None of these “roles” were planned or negotiated and emerge naturally from our respective personalities. When Conor and Dylan (and Ben I suppose) individually came onboard, the ‘induction’ process was very relaxed and open; the cohort of directors would simply sit in a room, talk about any “behind the scenes” relevant history that wasn’t massively public knowledge (of which there’s now vanishingly little), talk about upcoming plans or opportunities, talk about our own perspectives on how things were going (one of the reasons why Directors meetings are still held behind closed doors) and about what we individually wanted to accomplish / bring to the place.

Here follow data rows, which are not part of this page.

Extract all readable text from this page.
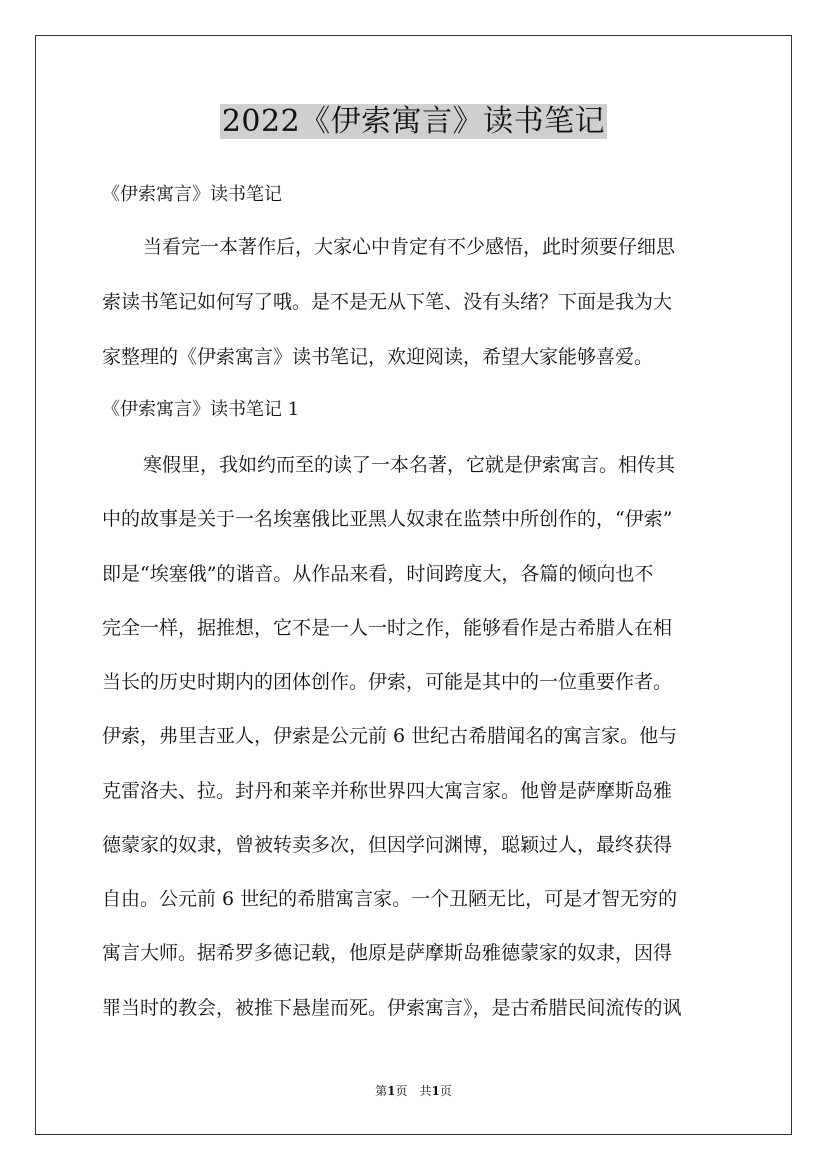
2022《伊索寓言》读书笔记
《伊索寓言》读书笔记
当看完一本著作后，大家心中肯定有不少感悟，此时须要仔细思
索读书笔记如何写了哦。是不是无从下笔、没有头绪？下面是我为大
家整理的《伊索寓言》读书笔记，欢迎阅读，希望大家能够喜爱。
《伊索寓言》读书笔记 1
寒假里，我如约而至的读了一本名著，它就是伊索寓言。相传其
中的故事是关于一名埃塞俄比亚黑人奴隶在监禁中所创作的，“伊索”
即是“埃塞俄”的谐音。从作品来看，时间跨度大，各篇的倾向也不
完全一样，据推想，它不是一人一时之作，能够看作是古希腊人在相
当长的历史时期内的团体创作。伊索，可能是其中的一位重要作者。
伊索，弗里吉亚人，伊索是公元前 6 世纪古希腊闻名的寓言家。他与
克雷洛夫、拉。封丹和莱辛并称世界四大寓言家。他曾是萨摩斯岛雅
德蒙家的奴隶，曾被转卖多次，但因学问渊博，聪颖过人，最终获得
自由。公元前 6 世纪的希腊寓言家。一个丑陋无比，可是才智无穷的
寓言大师。据希罗多德记载，他原是萨摩斯岛雅德蒙家的奴隶，因得
罪当时的教会，被推下悬崖而死。伊索寓言》，是古希腊民间流传的讽
第1页　共1页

Truth be told, I don’t remember most of those conversations, but I’d confidently say that by the time the onboarding (and the joyous paperwork that comes with Directorship) was done, each of us could reasonably predict each others positions on challenging questions, and also knew who had their finger on the pulse of different areas of the organisation so the externally-amorphous blob of Directors could actually act and react quickly, fairly, and (95% of the time) unanimously.
(As a side note, I was a little concerned about the even-number of Directors whenever Ben left at the end of last year and the last attempt at an election didn’t get enough candidates, but I cannot recall a single instance where an issue has gone down to a vote and the decision be split down the middle; decision making is done by discussion and consensus building rather than voting and it’s very rare there’s even a 3-1 vote down.)
Anyway, enough about the operation. Why am I still here and why do I think it’s a good thing to do?
Frankly, being a Director at Farset is occasionally thankless, regularly frustrating, and never boring. Especially since the introduction last year of the Non-Executive Management team, the Directors role has been much more about toiling behind the scenes keeping things on track, making sure the paperwork makes sense, and the lights stay on.
However, to me, the role and responsibilities of the role aren’t the best things about being a director; I’ve been able to set the agenda for the organisation in many areas that I care about, including the Raspberry Jam and CoderDojo Outreach programmes; I’ve been able to contribute to and represent the maker community in NI in a range of events from working with W5, CultureTech, Digital Circle, YENI and more to receptions at Buckingham Palace (currently typing this on the way to Maker Assembly at the V&A in London); I’ve built and maintained a valuable network of technology, policy, education, and business leaders (and future leaders IMHO) that, while initially useful for the development of the labs, will undoubtedly stand me in good stead in years to come, whatever I do; I’ve established a reputation where I’m known not only for my technical/academic background but for my experience as a community manager and weary-observer the NI Knowledge Economy; and I’ve worked with some of the greatest minds of our wee country, and I honestly don’t think that’d happen if I wasn’t a director at Farset.
But I have my frustrations with the place too; I want to see more arts and creative developments in the labs; I want to see more use of the projects room; I want to see a more regular and wider membership; I want a laser cutter dammit! However, the current directorship are already pushing well against our capacity for this voluntary (worse than that, we pay!) position, and it was recently decided we needed more help. Becoming a Director at Farset isn’t just about filling some abstract job description or just doing dogsbody work; it’s an opportunity to directly impact the running of the place, where limited resources are invested into the community, and where our public and strategic focus lies.
Farset Labs over it’s time has made demonstrable changes to the local community as well as the wider technical community, and elevated the discussions on making and innovation in Northern Ireland beyond “Field of Dreams” style “build it and they’ll come” ventures.
Honestly, if it had a pay cheque, it’d be the best job in the world. If that sounds good to you, think about joining the madhouse.